If you make a plugin for your favorite editor (please do!), submit a pull request to add it above. The crosshair check [FILENAME] command will yield results in the same format as the mypy type checker. (a non-zero exit for for errors, and lines formatted as {FILENAME}:{LINE_NUMBER}:error:{MESSAGE})

Limitations

A (wildly incomplete) list of present limitations. Some of these will be lifted over time (your help is welcome!); some may never be lifted.

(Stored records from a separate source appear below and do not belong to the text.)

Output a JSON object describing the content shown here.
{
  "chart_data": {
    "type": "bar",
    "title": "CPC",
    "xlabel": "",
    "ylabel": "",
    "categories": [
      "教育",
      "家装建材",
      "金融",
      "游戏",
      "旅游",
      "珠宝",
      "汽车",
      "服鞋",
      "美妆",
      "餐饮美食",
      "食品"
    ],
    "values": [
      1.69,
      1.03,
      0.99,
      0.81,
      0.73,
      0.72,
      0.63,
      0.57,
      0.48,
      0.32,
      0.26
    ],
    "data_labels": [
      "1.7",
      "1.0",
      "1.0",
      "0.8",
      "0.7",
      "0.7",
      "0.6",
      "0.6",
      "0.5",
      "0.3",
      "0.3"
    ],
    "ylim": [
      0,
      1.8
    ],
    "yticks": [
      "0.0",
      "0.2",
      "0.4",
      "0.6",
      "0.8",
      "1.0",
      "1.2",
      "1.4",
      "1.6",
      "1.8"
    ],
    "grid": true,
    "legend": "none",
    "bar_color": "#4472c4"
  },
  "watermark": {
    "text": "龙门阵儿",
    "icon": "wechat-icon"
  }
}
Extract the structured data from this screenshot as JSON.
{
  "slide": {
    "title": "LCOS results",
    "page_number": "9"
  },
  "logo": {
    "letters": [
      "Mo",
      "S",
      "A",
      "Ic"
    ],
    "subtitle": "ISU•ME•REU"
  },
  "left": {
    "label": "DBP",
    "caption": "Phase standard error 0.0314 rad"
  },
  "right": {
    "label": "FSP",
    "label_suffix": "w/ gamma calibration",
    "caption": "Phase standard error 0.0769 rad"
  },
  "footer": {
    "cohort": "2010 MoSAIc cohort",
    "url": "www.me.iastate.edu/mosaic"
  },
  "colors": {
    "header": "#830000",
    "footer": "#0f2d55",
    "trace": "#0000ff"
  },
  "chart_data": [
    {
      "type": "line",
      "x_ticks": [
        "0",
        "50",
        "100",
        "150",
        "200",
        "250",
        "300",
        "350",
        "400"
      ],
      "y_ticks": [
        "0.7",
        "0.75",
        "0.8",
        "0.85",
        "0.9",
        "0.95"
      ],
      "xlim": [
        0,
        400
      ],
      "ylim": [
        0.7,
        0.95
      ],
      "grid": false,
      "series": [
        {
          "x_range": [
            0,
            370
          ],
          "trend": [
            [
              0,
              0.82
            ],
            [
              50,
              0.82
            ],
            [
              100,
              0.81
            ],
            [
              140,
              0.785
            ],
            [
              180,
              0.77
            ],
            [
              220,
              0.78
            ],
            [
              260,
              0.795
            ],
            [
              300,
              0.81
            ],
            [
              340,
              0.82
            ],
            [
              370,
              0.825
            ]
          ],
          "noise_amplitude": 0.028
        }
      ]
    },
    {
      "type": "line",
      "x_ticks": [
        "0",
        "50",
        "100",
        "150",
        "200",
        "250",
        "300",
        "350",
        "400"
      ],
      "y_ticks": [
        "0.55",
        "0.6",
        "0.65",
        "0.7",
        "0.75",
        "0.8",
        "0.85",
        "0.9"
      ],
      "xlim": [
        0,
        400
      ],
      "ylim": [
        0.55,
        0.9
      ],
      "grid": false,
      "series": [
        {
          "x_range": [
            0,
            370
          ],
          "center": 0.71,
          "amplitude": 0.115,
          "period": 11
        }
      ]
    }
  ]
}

  • Symbolic values are implemented as Python proxy values. CrossHair monkey-patches the system to maintain a good illusion, but the illusion is not complete. For example,
    • Code that cares about the identity values (x is y) may not be correctly analyzed.
    • Code that cares about the types of values may not be correctly analyzed.
  • Only function and class definitions at the top level are analyzed. (i.e. not when nested inside other functions/classes)
  • Only deteministic behavior can be analyzed. (your code always does the same thing when starting with the same values)
    • CrossHair may produce a NotDeterministic error when it detects this.
  • Comsuming values of an iterator/generator in a pre- or post-condition will produce unexpected behavior.
  • Be aware that the absence of a counterexample does not guarantee that the property holds.
  • SMT sovlers have very different perspectives on hard problems and easy problems than humans.
    • Be prepared to be surprised both by what CrossHair can tell you, and what it cannot.

How Can I Help?

  • Try it out on your own python project! Be communicative about what does and doesn't work.
  • Participate (or just lurk) in the gitter chat.
  • File an issue.
  • Ask a question on stackoverflow.
  • Make a pull request. There aren't contributing guidlines yet - just check in on gitter to coordinate.
  • Help me evangalize: Share with your friends and coworkers. If you think it's neato, star the repo. :star:
  • Contact me at pschanely@gmail.com or Twitter... even if it's just to say that you'd like me to cc you on future CrossHair-related develoments.

Contributors

Name GitHub
Phillip Schanely @pschanely
Edward Haigh @oneEdoubleD

Related Work

Technology Relation
dependent types, refinement types CrossHair aims to provide many of the same capabilities as these advanced type systems. CrossHair is easier to learn (because it is just python), but is incomplete (it can't always tell you whether a condition holds).
design by contract Unlike other systems and tools for contracts, CrossHair statically attempts to verify pre- and post-conditions.
fuzz testing, QuickCheck, property testing, Hypothesis CrossHair has many of the same goals as these tools. However, CrossHair uses an SMT solver to find inputs rather than the (typically) randomized approaches that these tools use.
concolic testing State-of-the-art fuzz testers employ SMT solvers in a similar fashion as CrossHair.
SMT solvers SMT solvers power many of the tools in this table. CrossHair uses Z3.
angr, klee Symbolic execution of binary code. Unlike these tools, CrossHair models the semantics of Python directly.
PyExZ3, pySim, PEF Take approaches that are very similar to CrossHair, in various states of completeness. CrossHair is generally more perscriptive or product-like than these tools.